On 29 April 2021, he was named as the chairman of the Ummat Party upon its foundation, at the age of 36. Due to this appointment, he resigned from his academic post at UII. He was son-in-law of the party's founder Amien Rais. According to Rahmadi in a 2022 interview, he had helped setting up the party's technological backend during leaves from his overseas studies, developing polling and survey apps. Shortly prior to Ummat's formal declaration, with the party's chairman yet to be determined, Rahmadi stated that he was offered the post of chairman without prior negotiations, and he accepted the post. His first speech following his appointment as party
chairman called for national investment into information technology and artificial intelligence. Before Kaesang Pangarep was chosen as the leader of the PSI, he is the youngest of the leaders of political parties participating in the 2024 Indonesian general election.

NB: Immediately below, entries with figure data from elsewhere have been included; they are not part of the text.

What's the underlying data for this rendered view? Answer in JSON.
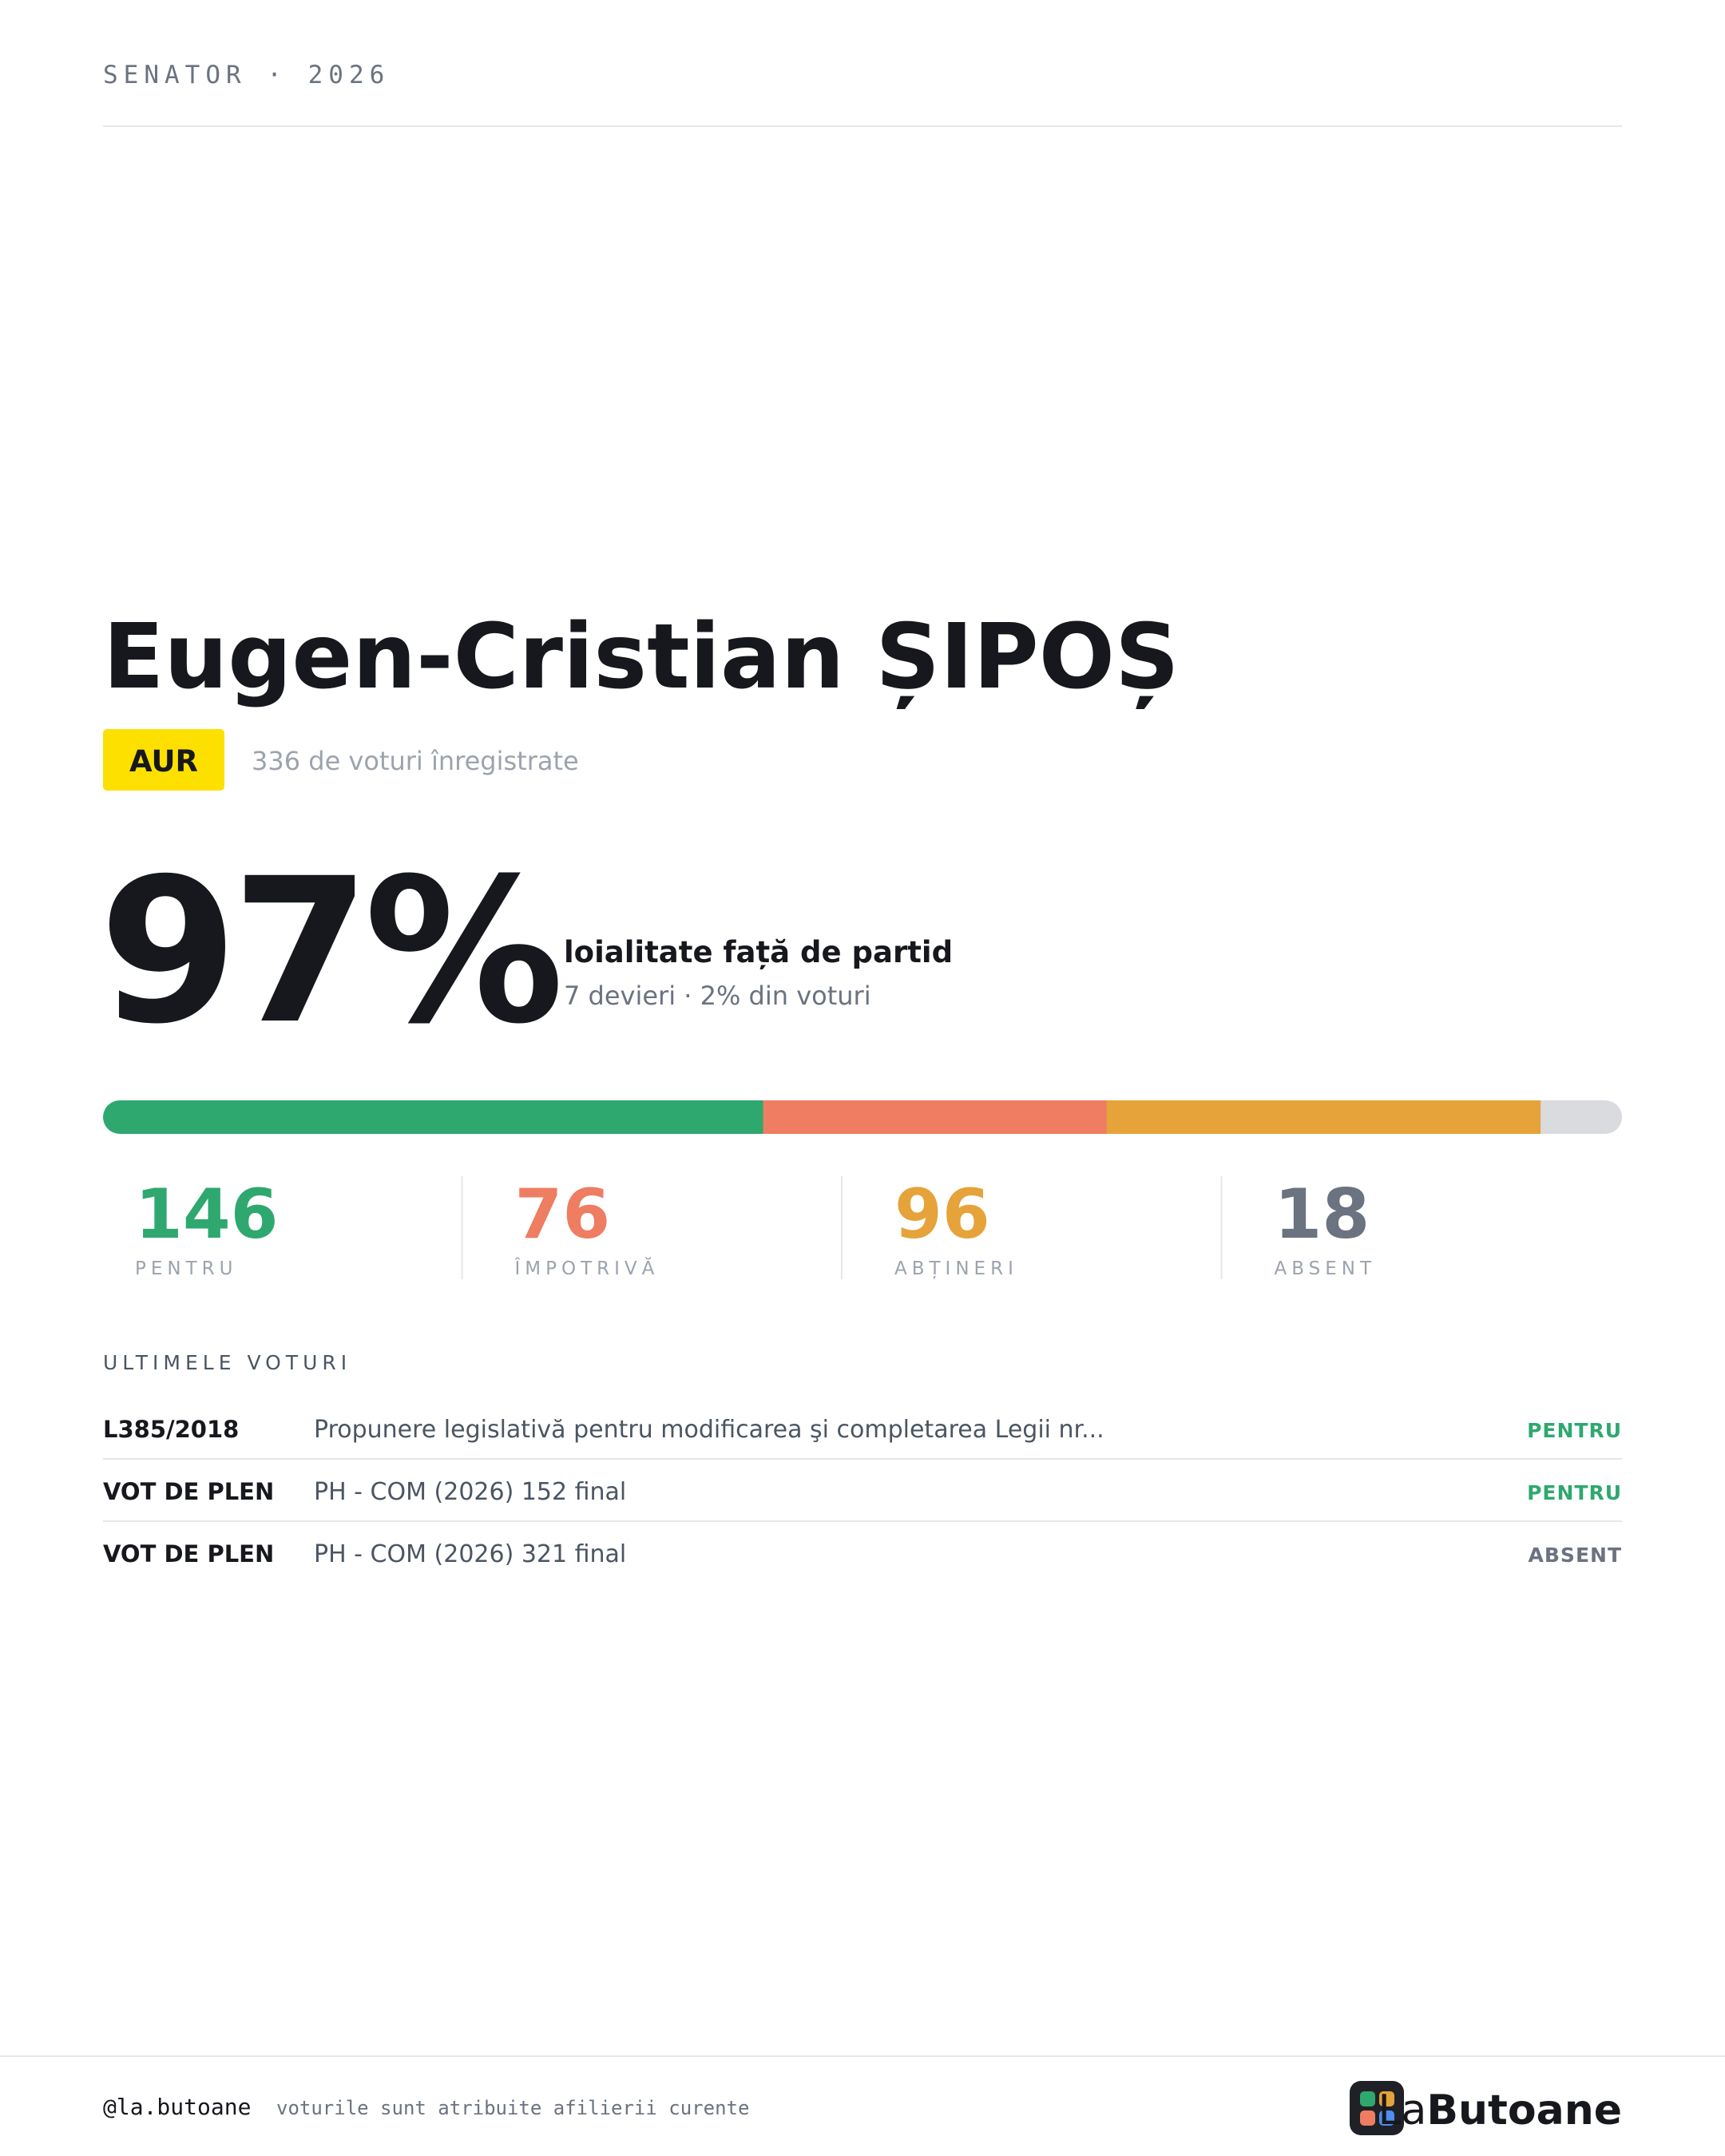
{
  "header": {
    "kicker": "SENATOR · 2026"
  },
  "profile": {
    "name": "Eugen-Cristian ȘIPOȘ",
    "party": "AUR",
    "party_color": "#fde000",
    "votes_note": "336 de voturi înregistrate"
  },
  "loyalty": {
    "percent": "97%",
    "label": "loialitate față de partid",
    "detail": "7 devieri · 2% din voturi"
  },
  "tally": [
    {
      "value": 146,
      "label": "PENTRU",
      "color": "#2ea86f"
    },
    {
      "value": 76,
      "label": "ÎMPOTRIVĂ",
      "color": "#ee7d62"
    },
    {
      "value": 96,
      "label": "ABȚINERI",
      "color": "#e5a33a"
    },
    {
      "value": 18,
      "label": "ABSENT",
      "color": "#6b7280",
      "bar_color": "#d9dbdf"
    }
  ],
  "recent": {
    "title": "ULTIMELE VOTURI",
    "rows": [
      {
        "code": "L385/2018",
        "description": "Propunere legislativă pentru modificarea şi completarea Legii nr...",
        "vote": "PENTRU"
      },
      {
        "code": "VOT DE PLEN",
        "description": "PH - COM (2026) 152 final",
        "vote": "PENTRU"
      },
      {
        "code": "VOT DE PLEN",
        "description": "PH - COM (2026) 321 final",
        "vote": "ABSENT"
      }
    ]
  },
  "footer": {
    "handle": "@la.butoane",
    "note": "voturile sunt atribuite afilierii curente",
    "brand_prefix": "La",
    "brand_name": "Butoane"
  }
}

In the 2024 election itself, Rahmadi ran as an Ummat candidate for the House of Representatives in West Sumatra's 2nd electoral district, and obtained 10,046 votes. He failed to win a seat, as Ummat did not qualify for a seat due to the 4% national parliamentary threshold.

==Personal life==
Rahmadi is married to Tasniem Fauzia Rais, daughter of Amien Rais. Rahmadi and Tasniem had attended the same middle school in Yogyakarta, with Rahmadi being Tasniem's senior. By 2016, the couple had two children.